1851 Colt Navy fact and fancy

Colt Navy Revolvers
In 1851 Sam Colt introduced the Colt Navy a .36 caliber revolver it was an open frame single action percussion cap and ball with a loading lever. It wasn’t made for the Navy, it had an engraving of a naval battle on the gun, it was named the Ranger, but people called it the Navy and the name stuck.
Colt sold 272,000 of these pistols, during the Civil War the Confederacy desperately tried to copy the Colt Navy despite many newer foreign and domestic designs being available.
Wild Bill Hickok carried two Colt Navy pistols, Sam Colt said it was his favorite pistol.
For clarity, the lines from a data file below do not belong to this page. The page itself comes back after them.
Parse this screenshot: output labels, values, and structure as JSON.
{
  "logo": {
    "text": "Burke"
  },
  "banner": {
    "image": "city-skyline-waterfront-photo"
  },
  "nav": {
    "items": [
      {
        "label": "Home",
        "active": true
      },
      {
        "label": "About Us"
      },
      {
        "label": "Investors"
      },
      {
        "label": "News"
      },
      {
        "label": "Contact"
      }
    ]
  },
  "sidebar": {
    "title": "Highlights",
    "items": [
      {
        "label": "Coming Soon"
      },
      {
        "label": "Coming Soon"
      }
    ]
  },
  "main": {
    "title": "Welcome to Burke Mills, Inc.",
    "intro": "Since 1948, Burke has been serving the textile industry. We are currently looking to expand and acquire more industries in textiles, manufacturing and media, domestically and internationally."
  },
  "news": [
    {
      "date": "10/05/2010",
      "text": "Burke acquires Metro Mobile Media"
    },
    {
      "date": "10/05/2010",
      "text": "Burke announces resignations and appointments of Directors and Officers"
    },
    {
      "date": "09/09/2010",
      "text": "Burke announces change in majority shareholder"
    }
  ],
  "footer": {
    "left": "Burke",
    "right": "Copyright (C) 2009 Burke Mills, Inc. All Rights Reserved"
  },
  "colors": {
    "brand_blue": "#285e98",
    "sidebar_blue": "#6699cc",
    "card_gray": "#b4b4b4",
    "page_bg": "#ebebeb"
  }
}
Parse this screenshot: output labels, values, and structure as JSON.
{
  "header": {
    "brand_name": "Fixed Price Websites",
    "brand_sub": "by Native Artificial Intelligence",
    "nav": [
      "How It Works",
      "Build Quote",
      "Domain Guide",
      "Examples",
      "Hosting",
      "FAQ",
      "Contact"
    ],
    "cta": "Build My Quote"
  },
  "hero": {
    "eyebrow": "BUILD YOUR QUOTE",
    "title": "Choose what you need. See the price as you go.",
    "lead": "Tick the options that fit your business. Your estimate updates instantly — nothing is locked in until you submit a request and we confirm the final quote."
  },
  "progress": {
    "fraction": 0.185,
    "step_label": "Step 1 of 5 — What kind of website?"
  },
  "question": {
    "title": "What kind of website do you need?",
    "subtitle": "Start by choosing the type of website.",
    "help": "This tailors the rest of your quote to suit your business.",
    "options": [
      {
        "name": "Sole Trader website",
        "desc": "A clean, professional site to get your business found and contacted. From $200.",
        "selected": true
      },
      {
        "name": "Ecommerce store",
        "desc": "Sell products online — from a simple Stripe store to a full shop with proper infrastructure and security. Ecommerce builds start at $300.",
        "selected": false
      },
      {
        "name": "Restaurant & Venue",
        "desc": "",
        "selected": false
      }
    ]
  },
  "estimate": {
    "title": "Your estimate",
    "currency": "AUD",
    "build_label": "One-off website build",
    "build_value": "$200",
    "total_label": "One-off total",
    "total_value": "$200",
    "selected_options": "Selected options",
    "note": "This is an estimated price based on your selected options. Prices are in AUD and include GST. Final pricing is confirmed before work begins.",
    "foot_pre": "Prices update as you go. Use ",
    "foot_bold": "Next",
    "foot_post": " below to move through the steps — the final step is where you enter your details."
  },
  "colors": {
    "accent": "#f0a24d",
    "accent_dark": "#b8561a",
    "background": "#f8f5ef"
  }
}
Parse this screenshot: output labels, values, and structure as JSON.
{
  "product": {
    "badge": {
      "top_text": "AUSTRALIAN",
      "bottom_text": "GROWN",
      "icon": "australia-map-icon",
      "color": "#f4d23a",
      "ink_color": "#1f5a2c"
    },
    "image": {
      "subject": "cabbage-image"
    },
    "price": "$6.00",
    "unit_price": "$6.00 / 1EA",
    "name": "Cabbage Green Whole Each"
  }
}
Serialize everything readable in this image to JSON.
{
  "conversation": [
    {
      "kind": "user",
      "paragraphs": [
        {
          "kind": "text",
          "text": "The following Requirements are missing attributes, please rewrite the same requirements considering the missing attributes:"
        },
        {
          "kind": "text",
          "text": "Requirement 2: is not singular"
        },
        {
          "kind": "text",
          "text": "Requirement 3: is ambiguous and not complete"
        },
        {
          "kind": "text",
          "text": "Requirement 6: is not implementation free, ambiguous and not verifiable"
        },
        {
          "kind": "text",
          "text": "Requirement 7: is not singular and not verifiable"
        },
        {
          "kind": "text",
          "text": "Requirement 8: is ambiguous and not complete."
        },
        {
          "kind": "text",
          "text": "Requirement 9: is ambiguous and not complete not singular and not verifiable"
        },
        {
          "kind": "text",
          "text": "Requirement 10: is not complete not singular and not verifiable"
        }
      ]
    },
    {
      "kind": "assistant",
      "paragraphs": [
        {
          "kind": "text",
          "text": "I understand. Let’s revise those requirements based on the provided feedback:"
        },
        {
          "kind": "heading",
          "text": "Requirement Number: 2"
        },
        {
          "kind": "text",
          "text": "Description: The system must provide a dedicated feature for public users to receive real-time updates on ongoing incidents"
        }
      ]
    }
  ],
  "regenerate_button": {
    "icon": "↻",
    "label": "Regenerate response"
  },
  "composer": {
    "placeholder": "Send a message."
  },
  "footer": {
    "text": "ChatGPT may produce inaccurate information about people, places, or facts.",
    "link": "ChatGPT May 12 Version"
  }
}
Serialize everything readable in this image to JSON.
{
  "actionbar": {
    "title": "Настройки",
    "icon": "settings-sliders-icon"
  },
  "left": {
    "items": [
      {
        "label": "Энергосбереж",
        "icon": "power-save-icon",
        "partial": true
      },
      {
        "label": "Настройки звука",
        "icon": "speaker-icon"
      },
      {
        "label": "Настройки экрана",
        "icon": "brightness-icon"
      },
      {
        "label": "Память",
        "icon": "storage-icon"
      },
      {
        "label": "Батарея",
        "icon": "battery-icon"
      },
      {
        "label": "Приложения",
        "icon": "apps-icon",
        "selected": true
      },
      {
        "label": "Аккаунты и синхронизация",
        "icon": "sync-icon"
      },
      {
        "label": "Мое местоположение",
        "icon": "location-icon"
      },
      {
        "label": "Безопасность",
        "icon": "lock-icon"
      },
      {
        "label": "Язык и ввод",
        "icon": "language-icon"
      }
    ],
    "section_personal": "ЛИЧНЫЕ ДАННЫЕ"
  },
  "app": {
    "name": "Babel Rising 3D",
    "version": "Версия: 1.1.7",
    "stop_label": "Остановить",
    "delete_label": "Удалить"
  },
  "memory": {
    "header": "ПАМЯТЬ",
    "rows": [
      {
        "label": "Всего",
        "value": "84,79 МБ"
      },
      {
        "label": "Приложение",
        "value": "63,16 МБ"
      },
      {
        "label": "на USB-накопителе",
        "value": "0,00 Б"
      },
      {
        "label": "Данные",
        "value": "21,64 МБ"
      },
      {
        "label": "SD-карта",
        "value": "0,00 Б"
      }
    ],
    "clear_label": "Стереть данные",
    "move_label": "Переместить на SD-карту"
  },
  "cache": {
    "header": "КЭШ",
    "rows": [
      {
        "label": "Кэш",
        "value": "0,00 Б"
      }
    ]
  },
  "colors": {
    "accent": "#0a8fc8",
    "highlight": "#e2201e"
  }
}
The gun was used by a who’s who of famous gunfighters long after bigger caliber weapons came on the scene and even after cartridge conversions became commonplace. Colt didn’t stop selling the Navy until 1873 with the introduction of the Peacemaker. Armies were still using it into the late 1870s.
Why do I say all this?
.36 is by today’s standards an anemic round, it achieved 840 fps with an 80 grain bullet for and 120 foot pounds per square inch. In modern terms you’d need to look at a Czech Škorpion vz. 61 or Walther PPK to find anything so low powered still in use. At the time .36 was a reasonable compromise between unwieldy .44 guns and .31 pocket pistols. Sometimes spent and unused percussion caps could fall off the nipple and get caught in the action, sparks would cross over to open chambers and create a chain fire of rounds possibly damaging the frame or the shooter. It lacked some basic safety features that would appear on later models.
And yet, it was the preferred handgun of professional gunslingers (military, law enforcement and civilian) for over twenty years. The only thing that sold nearly as many units was the pocket model which was easier to conceal than the 13 inch regular model.